Preço do café subirá para ajudar produtores
Novos
preços que serão estabelecidos pelo governo devem pressionar o valor do
cafezinho, que já acumula alta de 11,4% nos últimos 12 meses
Depois de cortar os
impostos federais para baixar o preço da cesta básica e ajudar no controle da
inflação, o governo deve aplicar um forte reajuste no preço mínimo do café.

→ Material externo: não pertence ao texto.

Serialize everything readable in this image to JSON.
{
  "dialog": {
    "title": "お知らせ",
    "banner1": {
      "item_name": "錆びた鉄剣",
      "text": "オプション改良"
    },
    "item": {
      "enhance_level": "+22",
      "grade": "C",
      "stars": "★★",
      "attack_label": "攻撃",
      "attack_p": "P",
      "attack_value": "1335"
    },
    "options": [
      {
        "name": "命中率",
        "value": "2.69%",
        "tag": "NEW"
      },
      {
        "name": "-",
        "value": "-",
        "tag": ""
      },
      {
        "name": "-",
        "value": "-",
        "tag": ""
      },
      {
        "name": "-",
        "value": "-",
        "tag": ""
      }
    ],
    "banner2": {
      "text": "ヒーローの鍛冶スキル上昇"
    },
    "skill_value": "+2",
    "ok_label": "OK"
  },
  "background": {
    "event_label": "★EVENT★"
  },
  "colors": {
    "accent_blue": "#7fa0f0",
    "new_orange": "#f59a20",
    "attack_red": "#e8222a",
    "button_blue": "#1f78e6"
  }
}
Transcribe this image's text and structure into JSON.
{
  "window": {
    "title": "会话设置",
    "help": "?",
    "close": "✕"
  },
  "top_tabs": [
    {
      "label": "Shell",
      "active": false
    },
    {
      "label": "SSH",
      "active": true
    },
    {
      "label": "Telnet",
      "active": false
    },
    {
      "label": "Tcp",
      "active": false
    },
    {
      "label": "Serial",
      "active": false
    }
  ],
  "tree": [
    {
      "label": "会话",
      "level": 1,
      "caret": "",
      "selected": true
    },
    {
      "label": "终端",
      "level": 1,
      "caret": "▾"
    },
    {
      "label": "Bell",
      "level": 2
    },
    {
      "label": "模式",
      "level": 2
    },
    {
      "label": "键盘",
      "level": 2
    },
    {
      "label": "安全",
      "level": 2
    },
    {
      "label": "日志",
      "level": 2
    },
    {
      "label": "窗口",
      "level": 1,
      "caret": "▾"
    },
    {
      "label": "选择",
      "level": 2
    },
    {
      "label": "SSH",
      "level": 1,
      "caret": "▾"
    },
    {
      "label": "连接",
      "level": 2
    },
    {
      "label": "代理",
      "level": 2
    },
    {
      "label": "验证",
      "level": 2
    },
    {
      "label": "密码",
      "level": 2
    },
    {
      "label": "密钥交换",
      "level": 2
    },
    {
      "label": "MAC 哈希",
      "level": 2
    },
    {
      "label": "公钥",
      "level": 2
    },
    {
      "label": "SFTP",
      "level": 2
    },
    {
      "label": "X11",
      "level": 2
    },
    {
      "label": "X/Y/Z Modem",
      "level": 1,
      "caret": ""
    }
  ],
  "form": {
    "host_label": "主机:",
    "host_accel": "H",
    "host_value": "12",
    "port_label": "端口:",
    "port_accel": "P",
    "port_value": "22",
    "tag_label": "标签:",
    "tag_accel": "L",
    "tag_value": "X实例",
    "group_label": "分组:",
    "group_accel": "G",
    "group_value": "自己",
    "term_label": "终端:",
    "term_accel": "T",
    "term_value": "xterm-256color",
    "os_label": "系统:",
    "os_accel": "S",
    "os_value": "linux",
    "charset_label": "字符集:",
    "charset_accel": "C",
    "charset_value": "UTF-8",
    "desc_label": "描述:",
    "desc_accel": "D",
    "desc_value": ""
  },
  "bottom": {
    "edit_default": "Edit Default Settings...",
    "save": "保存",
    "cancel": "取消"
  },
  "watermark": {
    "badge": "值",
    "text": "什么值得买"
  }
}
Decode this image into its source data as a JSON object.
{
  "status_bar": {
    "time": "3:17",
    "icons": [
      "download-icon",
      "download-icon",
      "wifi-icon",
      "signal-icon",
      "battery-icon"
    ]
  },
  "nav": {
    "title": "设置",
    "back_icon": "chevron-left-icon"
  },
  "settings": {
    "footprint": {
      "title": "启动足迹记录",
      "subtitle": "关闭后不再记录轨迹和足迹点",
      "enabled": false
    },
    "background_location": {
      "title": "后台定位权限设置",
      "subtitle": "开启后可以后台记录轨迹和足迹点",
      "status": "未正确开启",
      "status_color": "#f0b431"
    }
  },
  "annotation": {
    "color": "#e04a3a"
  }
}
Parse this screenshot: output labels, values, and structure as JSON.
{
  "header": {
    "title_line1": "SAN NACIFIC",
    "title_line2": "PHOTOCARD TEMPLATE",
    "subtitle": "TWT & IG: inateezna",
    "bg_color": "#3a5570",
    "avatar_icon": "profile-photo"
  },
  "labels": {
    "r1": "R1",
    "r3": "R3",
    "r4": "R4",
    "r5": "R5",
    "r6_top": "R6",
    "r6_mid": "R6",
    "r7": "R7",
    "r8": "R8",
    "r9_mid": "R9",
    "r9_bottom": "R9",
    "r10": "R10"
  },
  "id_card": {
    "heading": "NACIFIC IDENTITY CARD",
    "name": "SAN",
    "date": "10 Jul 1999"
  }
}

Responsável por 35% da produção mundial, com cerca de 48 milhões de sacas de
café por ano, o Brasil está com preços "muito defasados", que não são
mais capazes de cobrir os custos de produção, entendem os técnicos do governo
Dilma Rousseff.
Com o objetivo de estimular
um dos setores mais tradicionais da economia, o governo pode anunciar os novos
preços mínimos amanhã, após a reunião do Conselho Monetário Nacional (CMN), que
também deve aprovar novas condições de financiamento para o setor, cuja
colheita da safra 2013/14 começa no mês que vem. Em estudo estão reajustes de
dois dígitos tanto para o café do tipo "arábica", que representa
quase 70% da produção total, quanto no tipo "robusta". Os preços
atuais estão congelados desde 2009.
O grão arábica, por
exemplo, está sendo negociado a cerca de R$ 300 a saca no mercado, mas o preço
mínimo está em R$ 261,69. Com o reajuste preparado pelo governo, essa saca
passará a custar, no mínimo, entre R$ 320 e R$ 340. Já o robusta deve ter preço
mínimo elevado a R$ 180, dos atuais R$ 156,57.
Referência. Os preços
mínimos balizam as compras públicas, feitas pela Companhia Nacional de
Abastecimento (Conab), e, com isso, também a negociação no mercado entre os
cafezais e os compradores.
O Estado apurou que a
presidente já deu sinal verde para a elevação do preço mínimo, mas o valor
final ainda não havia sido fechado ontem. No Palácio do Planalto, a visão é que
um reajuste forte neste ano evitaria o início de uma crise no setor, afetado
pelos preços baixos.
As consequências desses
reajustes, no entanto, devem ser amargas para o consumidor. Ao forçar um
aumento da saca do café, a medida de estímulo do governo deve pressionar o
valor do cafezinho. De acordo com o Índice Nacional de Preços ao Consumidor
Amplo (IPCA), o café ao consumidor já acumula alta de 11,4% nos últimos 12
meses. Somente o cafezinho representou cerca de 0,07% do IPCA, termômetro oficial
de inflação no País.
Crédito. Além do forte
reajuste para a saca de café, outras medidas estão em estudo no governo
federal. Os técnicos vão bater o martelo sobre o montante de recursos do Fundo
de Defesa da Economia Cafeeira (Funcafé) para o financiamento do custeio,
colheita e comercialização do café, inclusive estocagem.
Os valores programados no
Funcafé, que na safra atual somam R$ 2,7 bilhões, devem aumentar para R$ 3,1
bilhões no ano agrícola que começa em julho deste ano e termina em junho de
2014. Até dezembro do ano passado, o governo já havia liberado R$ 2 bilhões dos
R$ 2,7 bilhões programados até junho deste ano.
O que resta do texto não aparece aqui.